Running Scared
Page 3
“It is,” Dana cut in. “None of the pieces match XRF graphs of modern nine-, fourteen-, or eighteen-karat-gold alloys.”
Risa nodded without glancing away from the torc. “The technique isn’t up to the standards of what has been published from the Snettisham hoards of the first century b.c. These terminals aren’t even engraved. Maybe the torc wasn’t finished. Maybe it was. We’ll never know. We can only judge what we have in our hands, not what might have been.”
“But the torc is similar to the Snettisham goods?” Dana pressed.
“Apparently this torc is made of electrum. So were some of the Snettisham goods. That’s all I’m willing to say at this point.”
Risa held the torc out and turned it so that the overhead camera would have a clear view. The awkwardness of the object leaped into high relief.
“This is a single hollow tube of gold shaped—inelegantly—into a small neckring,” Risa said. “As a golden survivor of the centuries, it has both extrinsic and intrinsic value. As an example of the jeweler’s art of Iron Age Britain . . .” She shrugged. “Ordinary. Very ordinary. Any good museum has something like it in storage in the basement, waiting for a scholar to care.”
Dana’s nod made light shimmer over her short dark hair. The client had doubtless hoped for more, but that was his problem. Her problem was to buy, sell, appraise, and protect the constant stream of cultural artifacts that came through the door of Rarities Unlimited.
“The other pieces are of similar artistic quality.” Deftly Risa replaced the torc in its nest and picked another piece of jewelry at random. “This penannular brooch—think of it as a broken circle—was used to keep robes, cloaks, and the like from falling off your shoulders. Many such brooches were made of iron or bronze. The Vikings preferred silver, because that’s what they had the most of to work with. The Celtic tradition in earlier times and other places is rich in gold.”
Niall looked at the brooch. There wasn’t any way to fasten the piece to cloth. There wasn’t even a sharp point to pierce fabric before coming to rest in the rudely formed clasp. “Don’t see how it could hold up anything.”
“That’s because the pin part of the brooch was broken,” Risa said, replacing it. “The destruction was probably deliberate and happened when the brooch originally was buried or thrown into water.”

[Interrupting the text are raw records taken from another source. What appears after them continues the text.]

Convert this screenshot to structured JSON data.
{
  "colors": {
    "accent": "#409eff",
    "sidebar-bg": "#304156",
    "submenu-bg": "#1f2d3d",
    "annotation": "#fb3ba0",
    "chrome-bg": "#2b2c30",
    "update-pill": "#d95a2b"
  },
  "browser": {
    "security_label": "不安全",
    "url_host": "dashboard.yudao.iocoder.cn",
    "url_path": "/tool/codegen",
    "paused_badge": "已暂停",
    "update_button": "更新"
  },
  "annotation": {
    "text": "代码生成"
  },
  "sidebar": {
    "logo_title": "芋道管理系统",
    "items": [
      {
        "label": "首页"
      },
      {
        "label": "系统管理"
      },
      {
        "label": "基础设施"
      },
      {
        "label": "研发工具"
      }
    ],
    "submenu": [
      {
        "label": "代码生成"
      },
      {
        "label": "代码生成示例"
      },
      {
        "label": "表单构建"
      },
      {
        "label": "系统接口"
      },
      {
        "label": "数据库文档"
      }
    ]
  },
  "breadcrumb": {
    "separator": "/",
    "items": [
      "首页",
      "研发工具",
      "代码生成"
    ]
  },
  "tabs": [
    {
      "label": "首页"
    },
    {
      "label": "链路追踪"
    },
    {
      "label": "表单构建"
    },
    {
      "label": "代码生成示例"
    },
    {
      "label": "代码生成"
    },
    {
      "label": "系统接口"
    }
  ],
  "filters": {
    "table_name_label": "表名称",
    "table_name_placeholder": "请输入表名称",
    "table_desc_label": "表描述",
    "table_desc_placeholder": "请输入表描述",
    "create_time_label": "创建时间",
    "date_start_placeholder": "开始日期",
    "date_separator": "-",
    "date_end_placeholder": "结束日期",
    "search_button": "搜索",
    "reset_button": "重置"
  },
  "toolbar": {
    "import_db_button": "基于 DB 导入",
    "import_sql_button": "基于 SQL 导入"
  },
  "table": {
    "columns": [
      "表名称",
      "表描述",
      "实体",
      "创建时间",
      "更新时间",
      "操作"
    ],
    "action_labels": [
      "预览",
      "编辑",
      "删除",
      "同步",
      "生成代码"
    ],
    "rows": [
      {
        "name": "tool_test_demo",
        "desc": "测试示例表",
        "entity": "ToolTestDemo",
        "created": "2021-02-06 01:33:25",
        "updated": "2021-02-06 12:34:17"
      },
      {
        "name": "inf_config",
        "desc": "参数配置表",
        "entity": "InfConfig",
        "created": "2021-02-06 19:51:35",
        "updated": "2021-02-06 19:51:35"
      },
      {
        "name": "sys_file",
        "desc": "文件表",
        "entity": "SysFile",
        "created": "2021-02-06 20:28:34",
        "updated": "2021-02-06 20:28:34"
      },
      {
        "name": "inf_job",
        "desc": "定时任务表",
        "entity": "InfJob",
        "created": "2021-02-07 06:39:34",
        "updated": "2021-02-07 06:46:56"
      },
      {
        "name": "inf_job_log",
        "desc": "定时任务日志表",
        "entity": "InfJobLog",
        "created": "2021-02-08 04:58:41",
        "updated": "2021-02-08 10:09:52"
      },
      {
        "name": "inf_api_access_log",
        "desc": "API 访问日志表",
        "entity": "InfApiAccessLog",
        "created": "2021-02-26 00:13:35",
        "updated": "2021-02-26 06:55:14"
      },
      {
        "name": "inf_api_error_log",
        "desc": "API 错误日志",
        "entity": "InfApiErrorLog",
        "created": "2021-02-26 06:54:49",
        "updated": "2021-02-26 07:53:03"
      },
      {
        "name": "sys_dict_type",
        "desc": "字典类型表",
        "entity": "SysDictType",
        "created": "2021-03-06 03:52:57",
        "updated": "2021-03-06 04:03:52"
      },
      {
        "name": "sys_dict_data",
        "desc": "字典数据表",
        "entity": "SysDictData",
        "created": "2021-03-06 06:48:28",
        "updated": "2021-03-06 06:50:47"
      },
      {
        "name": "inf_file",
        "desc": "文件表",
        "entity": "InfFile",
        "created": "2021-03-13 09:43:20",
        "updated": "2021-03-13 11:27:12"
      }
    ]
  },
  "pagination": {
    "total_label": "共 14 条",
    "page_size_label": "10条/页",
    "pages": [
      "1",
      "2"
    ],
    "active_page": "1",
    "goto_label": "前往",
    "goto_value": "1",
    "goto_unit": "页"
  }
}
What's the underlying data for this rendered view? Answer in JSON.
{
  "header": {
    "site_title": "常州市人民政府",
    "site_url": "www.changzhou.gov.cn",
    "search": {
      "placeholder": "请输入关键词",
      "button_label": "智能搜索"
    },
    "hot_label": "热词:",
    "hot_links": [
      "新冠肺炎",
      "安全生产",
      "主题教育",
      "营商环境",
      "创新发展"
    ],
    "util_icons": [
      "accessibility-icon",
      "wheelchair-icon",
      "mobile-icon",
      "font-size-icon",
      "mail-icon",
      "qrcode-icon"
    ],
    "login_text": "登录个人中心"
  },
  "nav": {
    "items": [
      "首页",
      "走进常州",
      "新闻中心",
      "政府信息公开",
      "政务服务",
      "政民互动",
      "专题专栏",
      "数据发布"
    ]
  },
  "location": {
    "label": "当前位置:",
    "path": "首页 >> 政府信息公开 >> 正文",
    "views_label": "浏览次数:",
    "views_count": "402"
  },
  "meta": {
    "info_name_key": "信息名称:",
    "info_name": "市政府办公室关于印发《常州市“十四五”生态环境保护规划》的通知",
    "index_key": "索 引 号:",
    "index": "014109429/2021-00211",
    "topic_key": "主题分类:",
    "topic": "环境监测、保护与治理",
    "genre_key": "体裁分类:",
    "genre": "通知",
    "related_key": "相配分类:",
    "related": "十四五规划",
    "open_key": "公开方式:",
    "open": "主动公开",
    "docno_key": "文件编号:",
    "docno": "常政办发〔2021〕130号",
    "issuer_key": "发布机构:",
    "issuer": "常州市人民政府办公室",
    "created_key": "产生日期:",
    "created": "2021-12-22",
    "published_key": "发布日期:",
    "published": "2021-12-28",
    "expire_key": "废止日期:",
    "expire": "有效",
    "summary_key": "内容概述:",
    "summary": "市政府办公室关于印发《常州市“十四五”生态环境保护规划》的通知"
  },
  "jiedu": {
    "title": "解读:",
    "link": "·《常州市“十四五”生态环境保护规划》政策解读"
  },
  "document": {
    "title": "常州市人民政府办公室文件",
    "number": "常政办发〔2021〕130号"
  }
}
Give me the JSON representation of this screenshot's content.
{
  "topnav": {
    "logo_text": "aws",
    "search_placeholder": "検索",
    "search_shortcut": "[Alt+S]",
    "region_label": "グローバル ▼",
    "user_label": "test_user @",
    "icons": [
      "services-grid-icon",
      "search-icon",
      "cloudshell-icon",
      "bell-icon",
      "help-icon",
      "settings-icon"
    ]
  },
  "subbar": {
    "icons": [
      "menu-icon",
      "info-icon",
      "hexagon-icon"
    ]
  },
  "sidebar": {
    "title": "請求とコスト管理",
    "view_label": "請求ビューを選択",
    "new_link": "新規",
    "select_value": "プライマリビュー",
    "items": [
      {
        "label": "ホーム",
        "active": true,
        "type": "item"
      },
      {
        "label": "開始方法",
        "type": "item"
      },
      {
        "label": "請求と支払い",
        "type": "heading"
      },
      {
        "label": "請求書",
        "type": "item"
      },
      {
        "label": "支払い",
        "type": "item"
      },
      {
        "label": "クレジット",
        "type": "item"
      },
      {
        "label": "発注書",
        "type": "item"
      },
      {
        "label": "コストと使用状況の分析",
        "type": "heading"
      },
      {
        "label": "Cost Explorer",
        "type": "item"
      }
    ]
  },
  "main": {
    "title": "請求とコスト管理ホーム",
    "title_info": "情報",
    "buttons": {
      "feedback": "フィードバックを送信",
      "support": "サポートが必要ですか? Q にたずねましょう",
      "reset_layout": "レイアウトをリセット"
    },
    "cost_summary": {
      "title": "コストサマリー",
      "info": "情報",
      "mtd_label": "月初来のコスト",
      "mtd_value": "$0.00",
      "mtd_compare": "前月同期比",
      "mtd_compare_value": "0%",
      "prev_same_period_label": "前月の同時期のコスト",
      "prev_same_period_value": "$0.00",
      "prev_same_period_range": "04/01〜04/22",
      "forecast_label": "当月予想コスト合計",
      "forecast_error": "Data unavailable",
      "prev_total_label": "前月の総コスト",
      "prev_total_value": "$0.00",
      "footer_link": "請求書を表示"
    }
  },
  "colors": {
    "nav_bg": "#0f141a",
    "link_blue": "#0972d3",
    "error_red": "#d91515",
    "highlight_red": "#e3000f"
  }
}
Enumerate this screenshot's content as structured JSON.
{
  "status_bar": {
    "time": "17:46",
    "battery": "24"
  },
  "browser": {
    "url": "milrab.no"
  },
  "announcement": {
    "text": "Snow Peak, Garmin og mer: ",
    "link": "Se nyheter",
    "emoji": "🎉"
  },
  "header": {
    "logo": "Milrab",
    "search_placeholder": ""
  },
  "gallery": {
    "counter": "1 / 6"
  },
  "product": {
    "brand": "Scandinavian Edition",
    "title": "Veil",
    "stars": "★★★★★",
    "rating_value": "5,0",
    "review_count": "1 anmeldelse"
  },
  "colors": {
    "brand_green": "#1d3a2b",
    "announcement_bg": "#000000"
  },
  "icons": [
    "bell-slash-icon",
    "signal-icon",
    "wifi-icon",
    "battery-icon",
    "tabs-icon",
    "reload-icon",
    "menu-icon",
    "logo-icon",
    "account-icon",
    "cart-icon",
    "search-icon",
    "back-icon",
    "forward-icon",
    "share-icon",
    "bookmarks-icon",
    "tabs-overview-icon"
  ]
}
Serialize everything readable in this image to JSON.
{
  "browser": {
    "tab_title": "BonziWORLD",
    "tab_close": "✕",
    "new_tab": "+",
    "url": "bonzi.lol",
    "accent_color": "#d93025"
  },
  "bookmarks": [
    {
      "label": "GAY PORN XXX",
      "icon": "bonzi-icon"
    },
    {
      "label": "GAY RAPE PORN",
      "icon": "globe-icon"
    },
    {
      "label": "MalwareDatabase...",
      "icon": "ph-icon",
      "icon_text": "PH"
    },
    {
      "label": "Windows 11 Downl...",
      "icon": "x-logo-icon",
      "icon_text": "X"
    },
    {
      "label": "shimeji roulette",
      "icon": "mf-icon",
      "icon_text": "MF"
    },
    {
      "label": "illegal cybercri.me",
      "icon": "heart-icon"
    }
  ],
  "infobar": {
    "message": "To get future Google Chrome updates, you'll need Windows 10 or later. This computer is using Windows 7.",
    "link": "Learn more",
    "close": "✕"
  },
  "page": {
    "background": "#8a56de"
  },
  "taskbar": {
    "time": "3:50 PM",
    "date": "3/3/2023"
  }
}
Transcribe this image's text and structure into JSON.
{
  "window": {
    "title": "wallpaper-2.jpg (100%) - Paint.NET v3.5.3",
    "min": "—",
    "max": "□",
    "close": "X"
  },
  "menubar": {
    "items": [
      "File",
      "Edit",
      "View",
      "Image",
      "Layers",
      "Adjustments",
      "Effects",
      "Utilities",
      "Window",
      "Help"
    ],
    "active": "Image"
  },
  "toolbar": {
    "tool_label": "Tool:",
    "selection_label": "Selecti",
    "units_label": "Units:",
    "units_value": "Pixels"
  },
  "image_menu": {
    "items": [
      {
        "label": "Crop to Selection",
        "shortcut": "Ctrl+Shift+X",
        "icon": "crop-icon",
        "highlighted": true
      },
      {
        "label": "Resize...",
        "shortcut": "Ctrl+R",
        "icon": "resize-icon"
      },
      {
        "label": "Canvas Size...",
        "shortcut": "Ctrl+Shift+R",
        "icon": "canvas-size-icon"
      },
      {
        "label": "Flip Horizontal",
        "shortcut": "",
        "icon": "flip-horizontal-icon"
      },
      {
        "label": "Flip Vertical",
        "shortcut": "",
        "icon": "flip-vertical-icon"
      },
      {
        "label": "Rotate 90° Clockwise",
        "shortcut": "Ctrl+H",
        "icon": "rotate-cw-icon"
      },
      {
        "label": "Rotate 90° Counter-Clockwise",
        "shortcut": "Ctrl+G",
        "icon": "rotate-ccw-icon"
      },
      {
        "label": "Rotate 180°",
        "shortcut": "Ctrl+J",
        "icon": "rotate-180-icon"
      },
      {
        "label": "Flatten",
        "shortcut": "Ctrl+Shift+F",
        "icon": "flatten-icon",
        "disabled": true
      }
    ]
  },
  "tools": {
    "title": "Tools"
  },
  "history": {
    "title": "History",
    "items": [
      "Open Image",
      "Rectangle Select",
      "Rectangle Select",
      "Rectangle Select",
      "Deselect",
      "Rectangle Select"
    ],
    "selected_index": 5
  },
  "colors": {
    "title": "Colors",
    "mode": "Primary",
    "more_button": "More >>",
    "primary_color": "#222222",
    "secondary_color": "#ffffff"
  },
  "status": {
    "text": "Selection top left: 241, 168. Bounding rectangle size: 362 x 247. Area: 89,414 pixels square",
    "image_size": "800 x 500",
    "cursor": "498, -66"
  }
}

Niall opened his mouth to ask why something should be broken before it was buried or offered to a god. Then he caught Dana’s slicing, impatient look and shut his mouth. There was no need to know. Not for him. It was enough that Risa knew.
Besides, he could always ask her later.
“Two of the remaining brooches are similarly broken.” Risa skimmed three pieces with her fingertips. “These small armlets are from a later time, after the Romans began to influence British Celtic styles. They appear to be solid gold.” She picked them up one after another and weighed them in her palm. “Not hollow. Again, the technique is frankly crude. It lacks the polish of the Mediterranean goldsmiths who came with the Romans to Britain. Nor do the pieces have the sheer . . . well, presence that the best of the Celtic goldsmiths gave their work.”
“Define ‘presence,’ “ Shane said.
Her first thought was that he should know all about presence. He certainly had more than his share of it. “It isn’t definable. If it’s there, you feel it. If it isn’t . . .” She shrugged.
He started to ask another question, only to be cut off by his employee.
“I’ll discuss it with you later if you wish,” Risa said, “but until then, try looking in the mirror.” At Shane’s surprised expression, her chin came up defiantly. “Men. Merde.”
Dana’s laugh was as smoothly tenor as her voice. “Anything else you want to add for the recorders?”
Red flared briefly on Risa’s wide-set cheekbones as she remembered that every word and gesture was going into digital storage. “The overall crudeness, simplicity, and fragmentary condition of the pieces make me inclined to say that they aren’t forgeries. They’re just not good enough to generate the kind of interest and money that pay forgers for their skill, time, and materials.”
“Would you be willing to put a verbal, nonbinding value on the collection if sold as a whole?”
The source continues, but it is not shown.